Laverton-West le dirigió una mirada ausente.

—Luego... re... regresé a casa.

—¿A qué hora llegó a su casa? ¿Vive en la plaza Onslow...?

—No puedo precisarlo.

—¿A las once? ¿A las once y media?

—Aproximadamente.

—Quizás alguien le abrió la puerta.

—No, tengo mi llave.

—¿Se encontró con alguien durante su paseo?

—No... er... la verdad, inspector, ¡estas preguntas me ofenden en gran manera!

—Le aseguro que es sólo una fórmula rutinaria, Señor Laverton-West. No son personales, compréndalo.

—Si es eso todo...

—De momento, sí, señor Laverton-West.

—Téngame al corriente...

—Naturalmente. A propósito, permítame presentarle a Hércules Poirot. Es posible que haya oído hablar de él.

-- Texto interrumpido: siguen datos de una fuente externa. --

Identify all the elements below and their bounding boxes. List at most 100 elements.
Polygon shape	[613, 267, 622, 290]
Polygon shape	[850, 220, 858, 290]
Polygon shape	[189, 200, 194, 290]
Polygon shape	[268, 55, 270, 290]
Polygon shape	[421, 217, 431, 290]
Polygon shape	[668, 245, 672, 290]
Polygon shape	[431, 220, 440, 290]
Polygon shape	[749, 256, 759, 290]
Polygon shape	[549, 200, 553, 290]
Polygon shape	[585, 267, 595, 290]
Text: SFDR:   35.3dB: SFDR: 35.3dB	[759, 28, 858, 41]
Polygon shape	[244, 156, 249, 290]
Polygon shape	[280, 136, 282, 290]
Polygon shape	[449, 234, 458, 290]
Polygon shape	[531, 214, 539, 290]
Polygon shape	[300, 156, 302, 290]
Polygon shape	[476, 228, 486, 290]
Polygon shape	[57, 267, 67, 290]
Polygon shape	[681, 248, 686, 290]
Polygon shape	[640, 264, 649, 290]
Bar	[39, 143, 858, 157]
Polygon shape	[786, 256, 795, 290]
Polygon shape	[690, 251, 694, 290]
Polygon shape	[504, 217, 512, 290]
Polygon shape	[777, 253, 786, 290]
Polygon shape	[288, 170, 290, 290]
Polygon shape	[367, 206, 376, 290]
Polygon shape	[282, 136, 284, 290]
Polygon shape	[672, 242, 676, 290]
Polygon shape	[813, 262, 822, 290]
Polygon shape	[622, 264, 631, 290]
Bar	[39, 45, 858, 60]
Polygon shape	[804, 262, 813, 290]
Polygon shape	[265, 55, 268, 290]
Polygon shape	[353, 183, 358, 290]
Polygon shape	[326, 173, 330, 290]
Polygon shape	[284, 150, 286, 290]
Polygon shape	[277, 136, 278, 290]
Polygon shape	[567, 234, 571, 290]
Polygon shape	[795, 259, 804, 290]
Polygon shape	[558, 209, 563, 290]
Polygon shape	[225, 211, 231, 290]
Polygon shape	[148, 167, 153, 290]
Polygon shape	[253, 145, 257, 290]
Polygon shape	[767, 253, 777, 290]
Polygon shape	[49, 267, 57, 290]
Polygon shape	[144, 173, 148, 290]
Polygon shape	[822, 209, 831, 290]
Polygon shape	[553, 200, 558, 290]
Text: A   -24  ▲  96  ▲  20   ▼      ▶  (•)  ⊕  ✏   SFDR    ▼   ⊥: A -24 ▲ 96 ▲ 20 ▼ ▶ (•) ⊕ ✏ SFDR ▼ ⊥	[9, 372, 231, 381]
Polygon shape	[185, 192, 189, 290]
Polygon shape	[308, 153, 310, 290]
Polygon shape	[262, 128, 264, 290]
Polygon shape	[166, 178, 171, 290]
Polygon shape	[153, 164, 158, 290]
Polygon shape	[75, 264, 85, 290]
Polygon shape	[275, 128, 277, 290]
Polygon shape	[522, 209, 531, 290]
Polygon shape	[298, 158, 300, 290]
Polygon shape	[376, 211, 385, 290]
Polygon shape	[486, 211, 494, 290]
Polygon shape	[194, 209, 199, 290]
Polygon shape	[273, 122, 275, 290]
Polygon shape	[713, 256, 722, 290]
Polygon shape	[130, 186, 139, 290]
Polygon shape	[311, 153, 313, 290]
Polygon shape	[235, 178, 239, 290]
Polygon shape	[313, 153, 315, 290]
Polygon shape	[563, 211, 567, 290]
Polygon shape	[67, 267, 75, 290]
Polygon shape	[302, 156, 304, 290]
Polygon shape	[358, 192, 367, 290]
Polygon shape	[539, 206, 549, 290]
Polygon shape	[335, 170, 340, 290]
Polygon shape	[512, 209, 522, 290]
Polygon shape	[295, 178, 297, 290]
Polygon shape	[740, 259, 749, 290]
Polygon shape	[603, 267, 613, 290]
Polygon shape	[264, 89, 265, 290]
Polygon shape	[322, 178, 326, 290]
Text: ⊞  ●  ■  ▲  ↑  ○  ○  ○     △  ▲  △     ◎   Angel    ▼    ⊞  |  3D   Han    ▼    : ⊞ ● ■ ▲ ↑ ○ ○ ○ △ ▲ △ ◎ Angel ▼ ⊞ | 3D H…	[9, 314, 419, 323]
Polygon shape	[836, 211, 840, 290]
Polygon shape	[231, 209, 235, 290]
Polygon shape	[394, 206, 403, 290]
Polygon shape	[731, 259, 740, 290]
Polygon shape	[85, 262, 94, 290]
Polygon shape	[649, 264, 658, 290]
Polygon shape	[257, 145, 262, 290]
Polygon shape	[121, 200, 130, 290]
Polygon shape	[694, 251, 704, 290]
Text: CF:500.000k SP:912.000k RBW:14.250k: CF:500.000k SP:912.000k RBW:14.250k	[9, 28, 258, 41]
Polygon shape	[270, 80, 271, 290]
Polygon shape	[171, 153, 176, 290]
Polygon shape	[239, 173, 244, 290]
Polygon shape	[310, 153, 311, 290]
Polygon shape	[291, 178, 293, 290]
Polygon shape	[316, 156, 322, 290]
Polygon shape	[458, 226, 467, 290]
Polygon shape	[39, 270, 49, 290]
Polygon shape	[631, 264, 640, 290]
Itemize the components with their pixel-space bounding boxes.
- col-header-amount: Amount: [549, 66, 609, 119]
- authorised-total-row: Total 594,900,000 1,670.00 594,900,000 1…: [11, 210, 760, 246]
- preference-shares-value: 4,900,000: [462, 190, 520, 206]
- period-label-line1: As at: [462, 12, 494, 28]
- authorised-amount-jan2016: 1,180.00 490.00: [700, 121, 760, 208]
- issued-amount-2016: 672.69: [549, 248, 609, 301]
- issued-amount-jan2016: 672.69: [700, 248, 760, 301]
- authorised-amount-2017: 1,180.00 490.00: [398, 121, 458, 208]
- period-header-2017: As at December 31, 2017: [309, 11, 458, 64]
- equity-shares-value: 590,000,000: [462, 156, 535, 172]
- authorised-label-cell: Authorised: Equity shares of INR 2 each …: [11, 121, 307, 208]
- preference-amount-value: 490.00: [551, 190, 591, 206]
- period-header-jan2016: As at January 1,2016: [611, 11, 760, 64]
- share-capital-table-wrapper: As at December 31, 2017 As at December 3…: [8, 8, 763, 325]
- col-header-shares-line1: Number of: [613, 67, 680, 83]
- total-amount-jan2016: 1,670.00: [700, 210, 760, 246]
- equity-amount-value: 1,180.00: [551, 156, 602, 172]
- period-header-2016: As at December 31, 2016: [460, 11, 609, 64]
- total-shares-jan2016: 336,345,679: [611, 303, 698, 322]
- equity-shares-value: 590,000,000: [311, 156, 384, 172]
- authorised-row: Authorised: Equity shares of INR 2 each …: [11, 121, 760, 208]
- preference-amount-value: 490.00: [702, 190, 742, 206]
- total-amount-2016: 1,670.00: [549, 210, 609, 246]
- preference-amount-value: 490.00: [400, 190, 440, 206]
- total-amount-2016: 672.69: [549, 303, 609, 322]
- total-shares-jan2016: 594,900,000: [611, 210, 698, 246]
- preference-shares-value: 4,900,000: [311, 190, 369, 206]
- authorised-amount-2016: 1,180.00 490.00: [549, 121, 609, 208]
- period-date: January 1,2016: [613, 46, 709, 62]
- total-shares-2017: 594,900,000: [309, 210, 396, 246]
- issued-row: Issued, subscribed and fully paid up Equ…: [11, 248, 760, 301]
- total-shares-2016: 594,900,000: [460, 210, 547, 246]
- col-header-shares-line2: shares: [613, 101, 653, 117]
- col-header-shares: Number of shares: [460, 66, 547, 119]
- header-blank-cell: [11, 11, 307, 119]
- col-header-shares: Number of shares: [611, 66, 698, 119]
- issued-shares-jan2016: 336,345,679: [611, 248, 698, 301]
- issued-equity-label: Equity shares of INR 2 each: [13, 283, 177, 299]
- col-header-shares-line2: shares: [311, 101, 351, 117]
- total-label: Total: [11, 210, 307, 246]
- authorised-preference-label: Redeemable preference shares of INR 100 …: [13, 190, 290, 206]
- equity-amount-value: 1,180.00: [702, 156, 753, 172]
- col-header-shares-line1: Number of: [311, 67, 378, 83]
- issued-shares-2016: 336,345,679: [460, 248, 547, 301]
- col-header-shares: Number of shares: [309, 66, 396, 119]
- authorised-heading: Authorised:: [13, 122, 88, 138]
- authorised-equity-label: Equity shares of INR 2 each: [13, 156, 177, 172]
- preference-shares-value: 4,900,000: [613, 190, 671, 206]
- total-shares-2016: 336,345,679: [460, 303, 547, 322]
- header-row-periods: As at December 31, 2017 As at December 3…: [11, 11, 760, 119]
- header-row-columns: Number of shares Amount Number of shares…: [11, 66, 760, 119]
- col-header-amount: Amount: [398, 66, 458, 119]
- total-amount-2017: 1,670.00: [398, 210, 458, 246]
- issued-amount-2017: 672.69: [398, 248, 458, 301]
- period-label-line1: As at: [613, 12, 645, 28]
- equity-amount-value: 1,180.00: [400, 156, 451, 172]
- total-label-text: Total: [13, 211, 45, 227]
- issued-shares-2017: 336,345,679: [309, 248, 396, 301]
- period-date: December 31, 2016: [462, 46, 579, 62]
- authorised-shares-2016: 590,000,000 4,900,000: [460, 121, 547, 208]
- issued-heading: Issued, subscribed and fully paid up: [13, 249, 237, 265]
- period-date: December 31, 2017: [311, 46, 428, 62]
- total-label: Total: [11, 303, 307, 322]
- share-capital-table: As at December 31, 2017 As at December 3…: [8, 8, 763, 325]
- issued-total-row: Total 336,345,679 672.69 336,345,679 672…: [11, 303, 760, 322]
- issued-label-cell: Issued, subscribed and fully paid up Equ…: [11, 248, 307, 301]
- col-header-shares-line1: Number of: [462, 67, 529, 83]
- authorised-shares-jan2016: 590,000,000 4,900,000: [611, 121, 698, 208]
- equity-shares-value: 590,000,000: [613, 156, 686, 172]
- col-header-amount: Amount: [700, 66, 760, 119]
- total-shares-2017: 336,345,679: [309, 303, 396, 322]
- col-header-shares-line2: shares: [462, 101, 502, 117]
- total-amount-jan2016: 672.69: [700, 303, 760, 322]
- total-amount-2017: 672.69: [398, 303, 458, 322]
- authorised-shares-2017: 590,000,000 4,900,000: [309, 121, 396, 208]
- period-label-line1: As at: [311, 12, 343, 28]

—Sí... sí; he oído ese nombre.

—Monsieur —dijo Poirot acentuando de pronto su acento extranjero— Créame usted, mi corazón sangra de dolor. ¡Una pérdida semejante! ¡La agonía que debe estar usted sufriendo! Ah, pero no digo más. ¡Qué bien ocultan los ingleses sus emociones! —sacó su pitillera—. ¡Permítame...! ¿Ah, está vacía, Japp?

El policía, palpando sus bolsillos, movió la cabeza.

Laverton-West sacó una pitillera, murmurando:

—Tome uno de los míos, señor Poirot.

—Gracias... gracias... —el hombrecillo tomó un cigarrillo.

—Como usted bien dice, señor Poirot —continuó el otro—, los ingleses no hacemos ostentación de nuestras emociones.